Overture to Klein Idas Blumen [Little Ida’s Flowers] (1916)

Overture to Klein Idas Blumen [Little Ida’s Flowers] (1916)

By Anna Harwell Celenza

Written for the concert Hans Christian Andersen, performed on March 11, 2005 at Avery Fisher Hall at Lincoln Center.

“When words fail, music speaks.” Hans Christian Andersen included this motto in the Thirty-Second Night of his Picturebook without Pictures, and in many ways it reflects the creative inspiration behind much of his writing. Few know that before Andersen began writing fairy tales, he was a ballet dancer and opera singer at the Royal Theater in Copenhagen. But neither of these appointments was long-lived, and when he was dismissed in 1822, he began writing opera libretti in an attempt to regain employment at the theater. Thus began Andersen’s career as a writer.

Andersen’s first volume of fairy tales appeared in May 1835. This volume contained four stories, three of which were retellings of folktales he had heard as a child (The Tinderbox, Little Claus and Big Claus, and The Princess and the Pea). Only the fourth, Little Ida’s Flowers, was a complete original—a product of his imagination and his experiences in Copenhagen.

According to Andersen, the story was inspired by a conversation he had with the four-year-old daughter of J.N. Thiele, a writer and folktale scholar who was one of Andersen’s earliest supporters: “One day, when I was visiting the poet Thiele, I told his little daughter Ida about the flowers in the Botanical Garden; later, when the fairy tale was written down, I kept and repeated a couple of the child’s comments.”

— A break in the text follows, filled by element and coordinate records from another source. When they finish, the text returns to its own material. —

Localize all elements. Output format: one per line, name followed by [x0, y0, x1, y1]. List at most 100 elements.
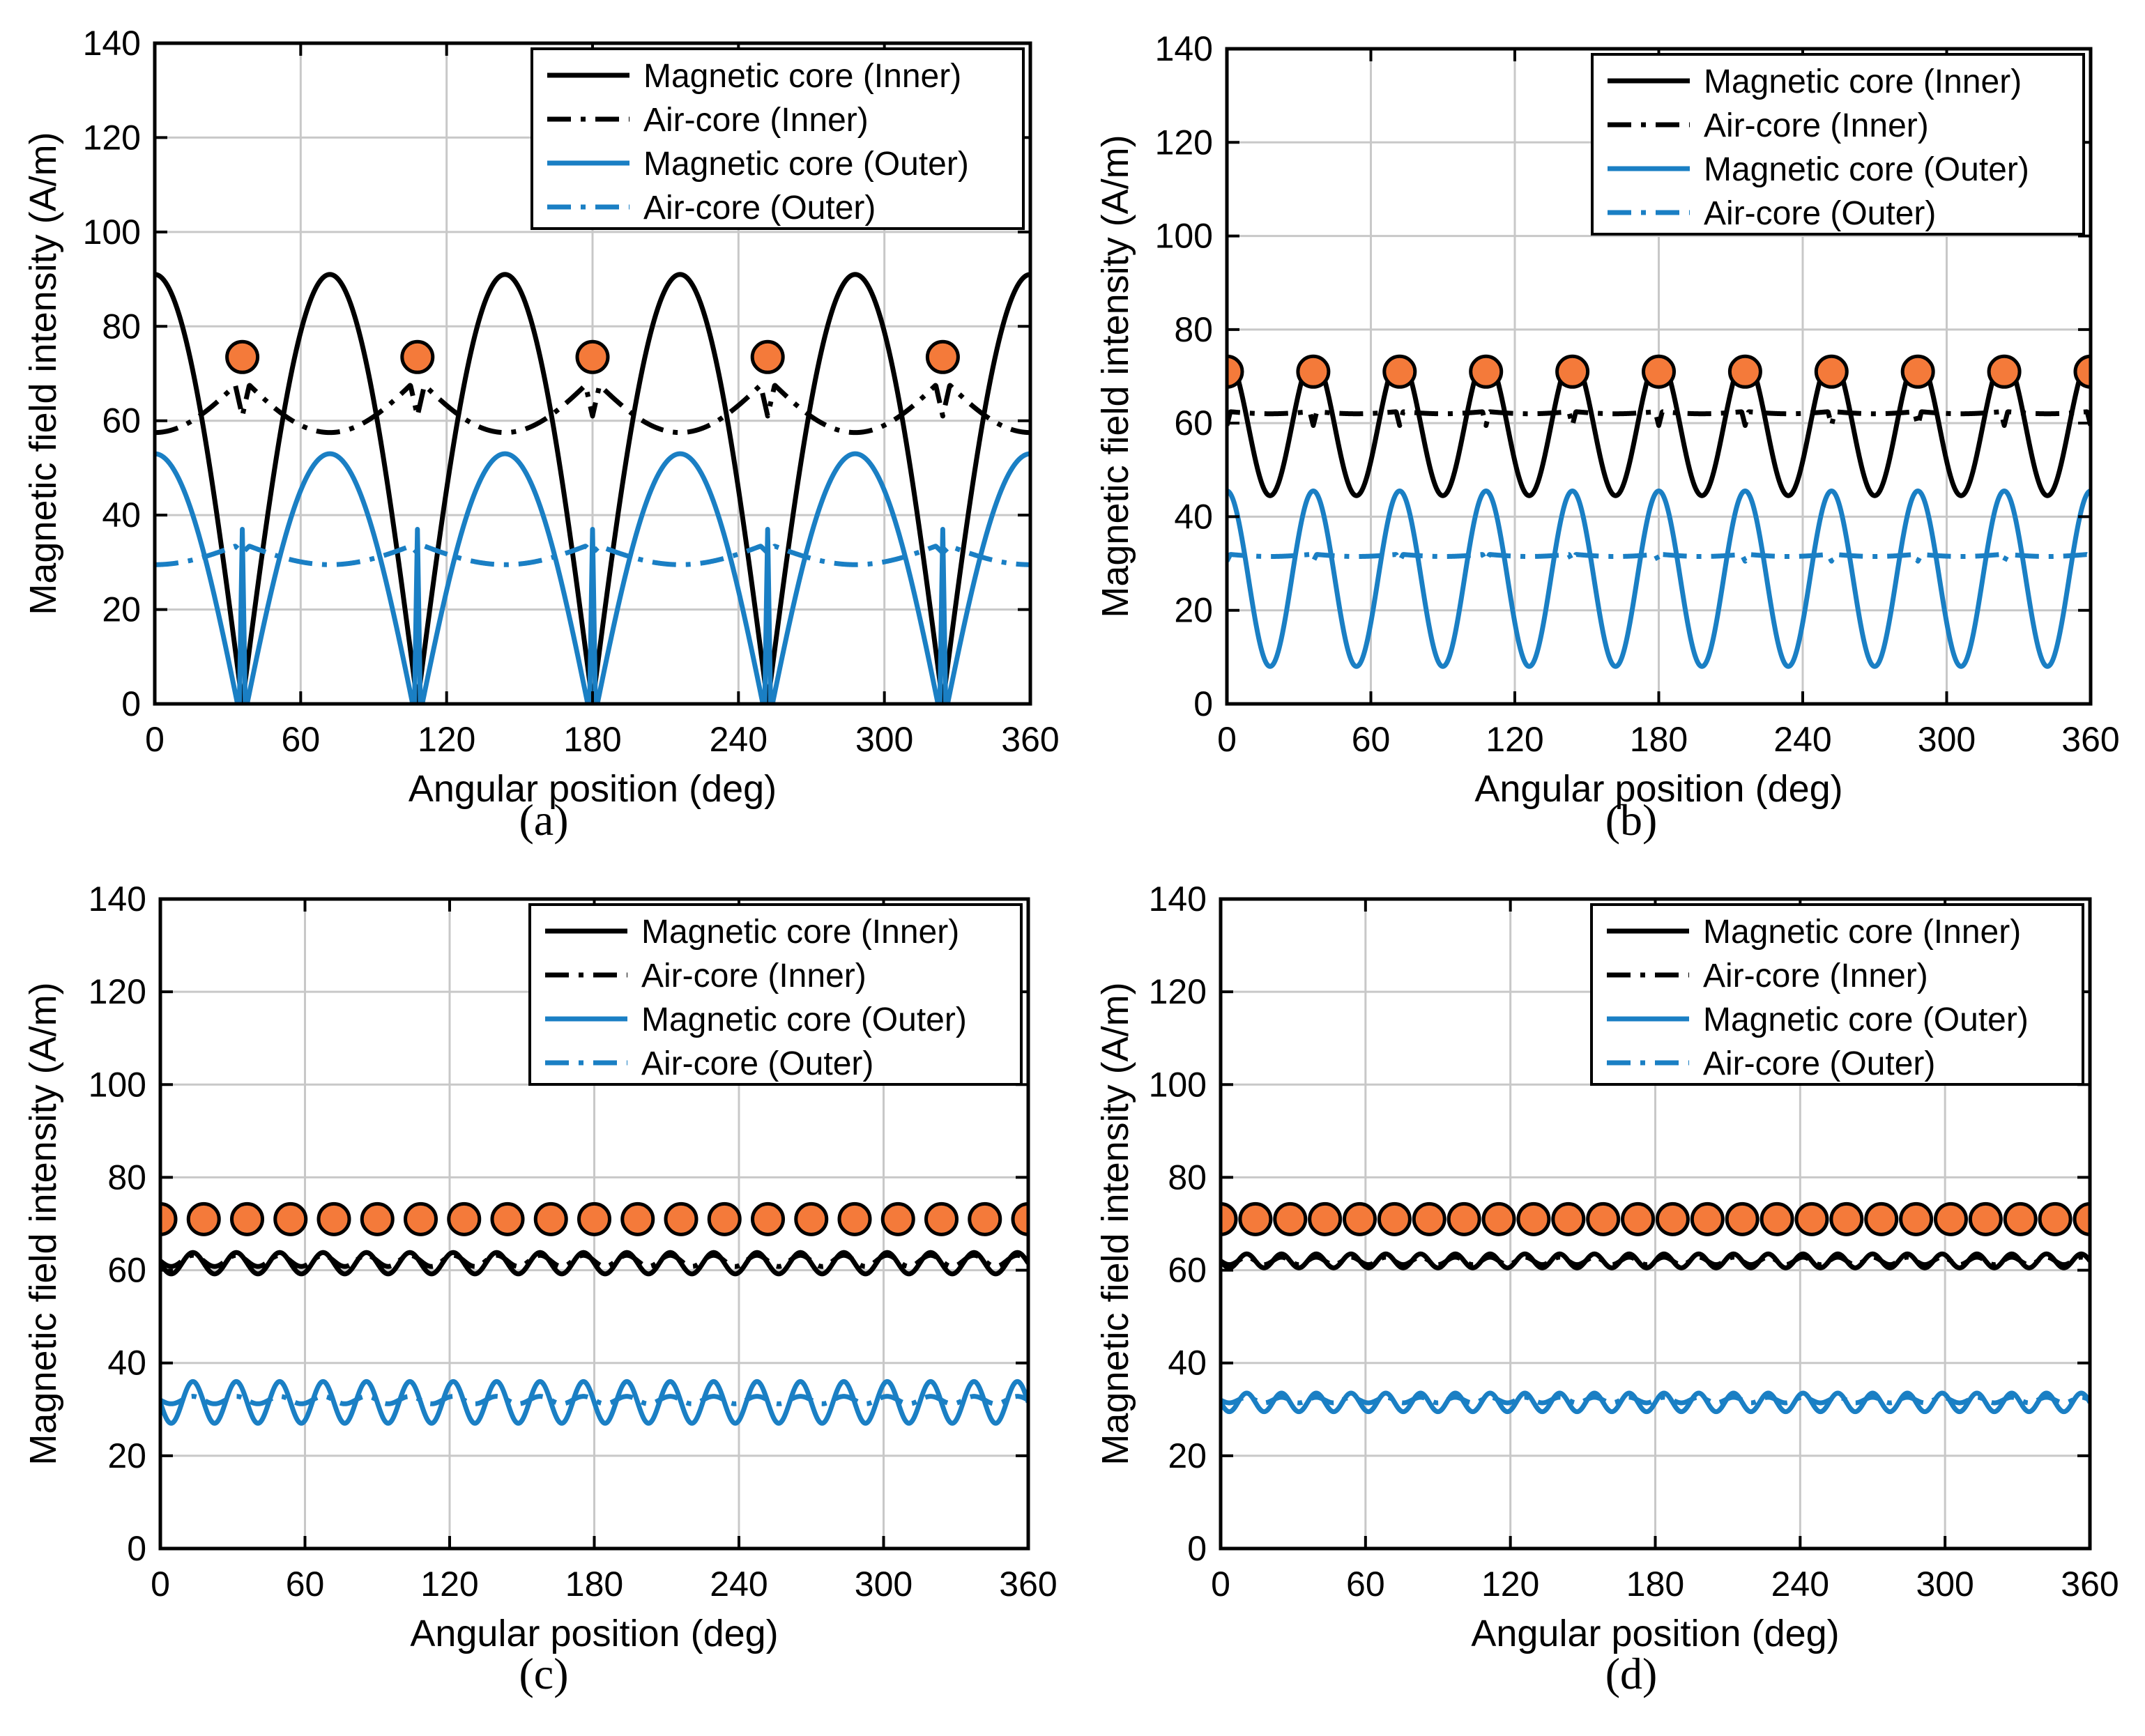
- y-tick-label: 20: [1168, 1436, 1207, 1475]
- x-tick-label: 60: [1352, 720, 1391, 759]
- legend-label: Magnetic core (Inner): [641, 914, 959, 951]
- coil-marker: [1642, 354, 1676, 389]
- caption-a: (a): [519, 795, 569, 845]
- legend-label: Magnetic core (Inner): [643, 58, 961, 95]
- x-tick-label: 240: [1773, 720, 1831, 759]
- series-line-2: [1227, 409, 2091, 428]
- y-tick-label: 120: [83, 118, 141, 157]
- coil-marker: [1469, 354, 1504, 389]
- coil-marker: [968, 1201, 1002, 1236]
- coil-marker: [880, 1201, 915, 1236]
- legend-label: Air-core (Inner): [1703, 958, 1928, 994]
- markers-a: [225, 339, 960, 374]
- x-tick-label: 180: [563, 720, 621, 759]
- coil-marker: [1829, 1201, 1864, 1236]
- coil-marker: [664, 1201, 699, 1236]
- coil-marker: [1899, 1201, 1934, 1236]
- y-tick-label: 60: [107, 1251, 146, 1290]
- caption-c: (c): [519, 1649, 569, 1698]
- series-line-4: [155, 544, 1030, 567]
- coil-marker: [1446, 1201, 1481, 1236]
- chart-panel-a: 0 60 120 180 240 300 360 0 20 40 60 80 100 120 140 Angu…: [0, 0, 1072, 857]
- y-tick-label: 0: [127, 1529, 146, 1568]
- y-tick-label: 40: [1174, 497, 1213, 536]
- x-tick-label: 300: [1916, 1565, 1974, 1604]
- coil-marker: [1551, 1201, 1586, 1236]
- y-tick-label: 120: [1149, 972, 1207, 1011]
- legend-label: Magnetic core (Outer): [643, 146, 969, 183]
- series-line-1: [155, 272, 1030, 704]
- x-tick-label: 240: [1771, 1565, 1829, 1604]
- coil-marker: [1864, 1201, 1899, 1236]
- coil-marker: [1987, 354, 2022, 389]
- series-line-4: [1227, 552, 2091, 564]
- legend-c: Magnetic core (Inner) Air-core (Inner) Mag…: [528, 903, 1023, 1086]
- coil-marker: [1221, 1201, 1238, 1236]
- y-axis-label: Magnetic field intensity (A/m): [22, 982, 64, 1465]
- y-tick-label: 100: [83, 213, 141, 252]
- y-tick-label: 40: [107, 1344, 146, 1383]
- series-group-d: [1221, 1251, 2090, 1415]
- y-tick-label: 80: [107, 1158, 146, 1197]
- coil-marker: [1727, 354, 1762, 389]
- legend-label: Magnetic core (Inner): [1703, 914, 2021, 951]
- x-tick-label: 180: [1630, 720, 1688, 759]
- x-tick-label: 60: [282, 720, 321, 759]
- x-tick-label: 300: [855, 1565, 913, 1604]
- x-tick-label: 120: [1486, 720, 1543, 759]
- y-axis-label: Magnetic field intensity (A/m): [1094, 982, 1136, 1465]
- y-tick-label: 80: [1168, 1158, 1207, 1197]
- coil-marker: [2003, 1201, 2038, 1236]
- series-line-3: [160, 1378, 1028, 1426]
- chart-panel-d: 0 60 120 180 240 300 360 0 20 40 60 80 100 120 140 Angu…: [1072, 857, 2145, 1736]
- y-tick-label: 80: [1174, 310, 1213, 349]
- y-tick-label: 100: [1149, 1065, 1207, 1104]
- legend-a: Magnetic core (Inner) Air-core (Inner) Mag…: [530, 47, 1025, 230]
- x-tick-label: 360: [2061, 720, 2119, 759]
- coil-marker: [1412, 1201, 1446, 1236]
- series-line-3: [1227, 489, 2091, 669]
- coil-marker: [186, 1201, 221, 1236]
- y-tick-label: 140: [1149, 879, 1207, 919]
- chart-panel-b: 0 60 120 180 240 300 360 0 20 40 60 80 100 120 140 Angu…: [1072, 0, 2145, 857]
- x-tick-label: 0: [1211, 1565, 1230, 1604]
- coil-marker: [490, 1201, 525, 1236]
- coil-marker: [925, 339, 960, 374]
- coil-marker: [1814, 354, 1849, 389]
- coil-marker: [400, 339, 435, 374]
- coil-marker: [924, 1201, 959, 1236]
- x-tick-label: 120: [420, 1565, 478, 1604]
- coil-marker: [1555, 354, 1590, 389]
- coil-marker: [225, 339, 260, 374]
- legend-label: Air-core (Inner): [641, 958, 867, 994]
- y-tick-label: 40: [102, 496, 141, 535]
- legend-label: Air-core (Outer): [641, 1045, 873, 1082]
- coil-marker: [837, 1201, 872, 1236]
- x-tick-label: 120: [418, 720, 475, 759]
- coil-marker: [1690, 1201, 1725, 1236]
- coil-marker: [1308, 1201, 1343, 1236]
- coil-marker: [1273, 1201, 1308, 1236]
- coil-marker: [1655, 1201, 1690, 1236]
- coil-marker: [1227, 354, 1244, 389]
- coil-marker: [577, 1201, 611, 1236]
- x-tick-label: 120: [1481, 1565, 1539, 1604]
- coil-marker: [1377, 1201, 1412, 1236]
- coil-marker: [1382, 354, 1417, 389]
- y-tick-label: 80: [102, 307, 141, 346]
- coil-marker: [1621, 1201, 1656, 1236]
- coil-marker: [533, 1201, 568, 1236]
- x-tick-label: 240: [710, 720, 768, 759]
- coil-marker: [2073, 1201, 2090, 1236]
- x-tick-label: 180: [565, 1565, 623, 1604]
- series-line-3: [1221, 1390, 2090, 1415]
- caption-b: (b): [1605, 795, 1658, 845]
- y-tick-label: 100: [89, 1065, 146, 1104]
- x-tick-label: 300: [1918, 720, 1976, 759]
- y-tick-label: 60: [102, 401, 141, 440]
- y-tick-label: 20: [1174, 591, 1213, 630]
- legend-label: Magnetic core (Inner): [1704, 63, 2022, 100]
- coil-marker: [1516, 1201, 1551, 1236]
- series-line-2: [160, 1252, 1028, 1269]
- coil-marker: [404, 1201, 438, 1236]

The imagery in Andersen’s tale makes it an ideal ballet narrative, as one can hear in the overture by Danish composer, Paul von Klenau (1883–1946). When Ida asks why her flowers have wilted, a young student (Andersen himself) explains that they were up late dancing and need their rest. When Ida awakens the following night, she discovers the student’s tale is true:

“All the tulips and hyacinths stood in two long rows . . . dancing gracefully . . . A big yellow lily sat at the piano . . . Two roses entered wearing gold crowns . . . Behind them came the carnations and lilies, bowing and waving to the other flowers. There was music. Big poppies and peonies blew on sweet pea pods with such vigor that their faces turned red. The bluebells tinkled. It was a funny orchestra to listen to and watch. Eventually all the flowers joined in the dance: violets, daisies, and lilies of the valley.”

Even a bundle of Shrovetide switches participates in the festivities; “they dance the mazurka, for they are stronger than the flowers and can stomp their feet.”

Klenau captures the exotic personalities of Ida’s flower assortment with an enchanting display of orchestral color. Adding evocative instruments such as the harp and celeste to the instrumentation, he distinguishes each flower group with its own orchestral hue. A mandolin is even employed, at one point, in the humorous dance of the Shrovetide switches.

Klenau’s overture to Little Ida’s Flowers is not representative of his overall style, which was influenced first by the works of Bruckner and Strauss and later incorporated atonal procedures similar to those of Schoenberg and Berg. Although Danish by birth, Klenau spent most of his career in Germany. During the 1930s he avoided charges of artistic degeneracy by distancing himself from Schoenberg (a composer he once promoted enthusiastically) and publishing a series of articles explaining how his 12-tone technique was derived from Wagner. Klenau’s German alliances earned him few friends in Denmark, and when increasing deafness necessitated his return to Copenhagen in 1940, he quickly became a relatively isolated figure.